A team of researchers at Kaiser Permanente and the University of California, San Francisco (UCSF) has identified a significant relationship between mortality and the length of telomeres, the stretches of DNA that protect the ends of chromosomes, according to a presentation on Nov. 8 at the American Society of Human Genetics 2012 meeting in San Francisco.
While a reduction in telomere length is regarded as a biomarker of aging, scientists have not yet determined whether it plays a direct causal role in aging-related health changes and mortality or is just a sign of aging.
In their prospective study of 100,000 multi-ethnic individuals whose average age was 63 years, the researchers determined that an association between telomere length and mortality existed and persisted even after the data were adjusted for such demographic and behavioral factors as education, smoking and alcohol consumption, said Catherine Schaefer, Ph.D., director of the Kaiser Permanente (KP) Research Program on Genes, Environment and Health (RPGEH).
Dr. Schaefer and Neil Risch, Ph.D., director of the UCSF Institute for Human Genetics, are principal investigators of the Genetic Epidemiology Research Study on Adult Health and Aging (GERA). UCSF professor and Nobel laureate Elizabeth Blackburn, Ph.D., led the research on telomere length measurement.
The telomere research, part of the GERA project, has genotyped over 675,000 markers of 100,000 KP Northern California patients and linked them with health data from their electronic medical records. To obtain DNA for genotyping and telomere measurement, the researchers collected saliva samples from the patients, who volunteered for the project and provided scientists with access to their electronic medical records.
Two years prior to the saliva collection, the researchers conducted a detailed survey of the patients' demographic and behavioral factors, providing a unique opportunity to address questions of telomere epidemiology and aging.
"With these data, we examined demographic relationships with telomere length, behavioral influences and relationship of telomere length with all causes of mortality following sample collection," said Dr. Schaefer. "Although we found that shorter-than-average telomeres were prospectively associated with mortality, only those with the shortest telomeres were at increased risk of death."
Dr. Risch added, "While this could indicate a direct effect of telomere length on health, it will also be important to examine the extent of pre-existing diseases in these individuals to understand their possible role in the biological connection between telomere length and longevity."
Dr. Risch said that he and the other scientists expected to and did find that telomere length was inversely correlated with age, and women had longer telomeres than men except as young adults. All analyses controlled for age and gender.
Harvard Medical School scientist Cynthia C. Morton, Ph.D., who was not involved in the study, commented, "The GERA study is especially impressive for the large resource of DNA samples and corresponding electronic medical records available from KP patients, and for the outstanding group of scientists collaborating in the research.
"The intriguing findings on telomere length in the GERA cohort are no doubt among many yet forthcoming, prompting further investigations into the basis for ethnic differences in telomere length such as whether specific oral environmental exposures in ethnic groups might account for differences in telomere lengths in saliva DNA samples," added Dr. Morton, William Lambert Richardson Professor in Harvard's department of obstetrics, gynecology and reproductive biology.
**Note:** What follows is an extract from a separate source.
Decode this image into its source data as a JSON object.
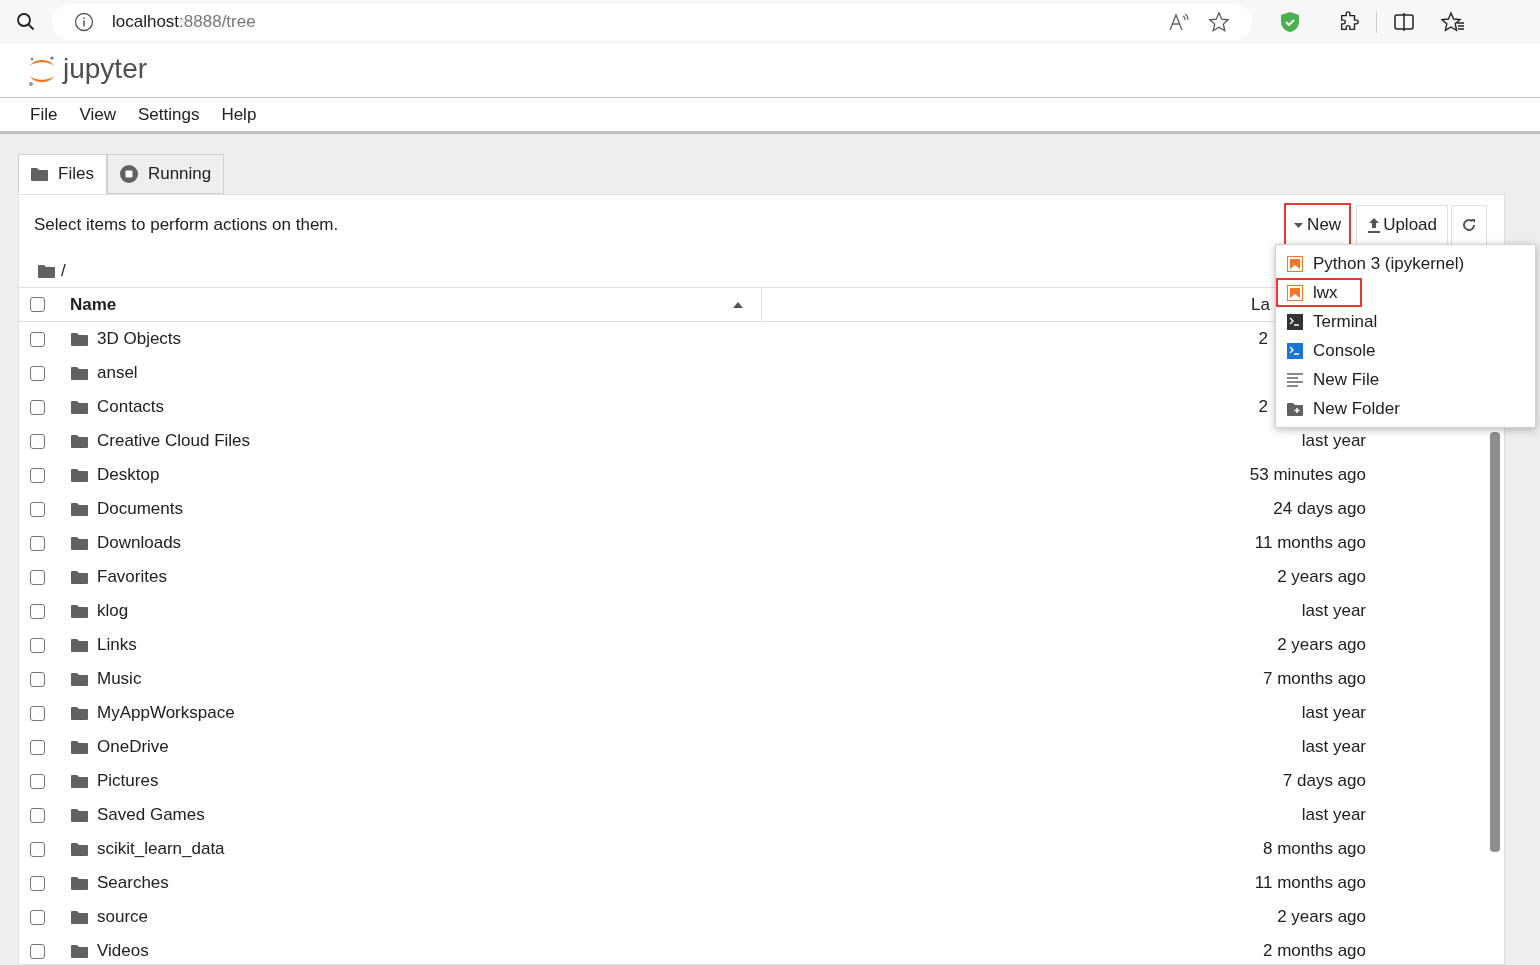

Like several other investigations, GERA detected significantly longer telomeres among African Americans than other groups, but did not reveal a significant difference between European-Americans, Latinos and Asians.
According to the GERA results, telomere length was positively correlated with such factors as level of education and body mass index (BMI), and negatively correlated with cigarette smoking and alcohol consumption. However, telomere length was not associated with major depression or stress-related disorders, although other studies have reported an association between telomere length and depression and stressful events.
Links between shorter telomeres and risks for cardiovascular disease, diabetes, some cancers, depression, pulmonary fibrosis, vascular dementia, osteoarthritis and osteoporosis have been detected by Dr. Blackburn, one of three scientists honored with the 2009 Nobel Prize in Physiology or Medicine, and her research group as well as other labs. Telomeres are special DNA sequences attached to the ends of each of the 46 chromosomes in human cells. When telomeres become too short, cells can no longer multiply.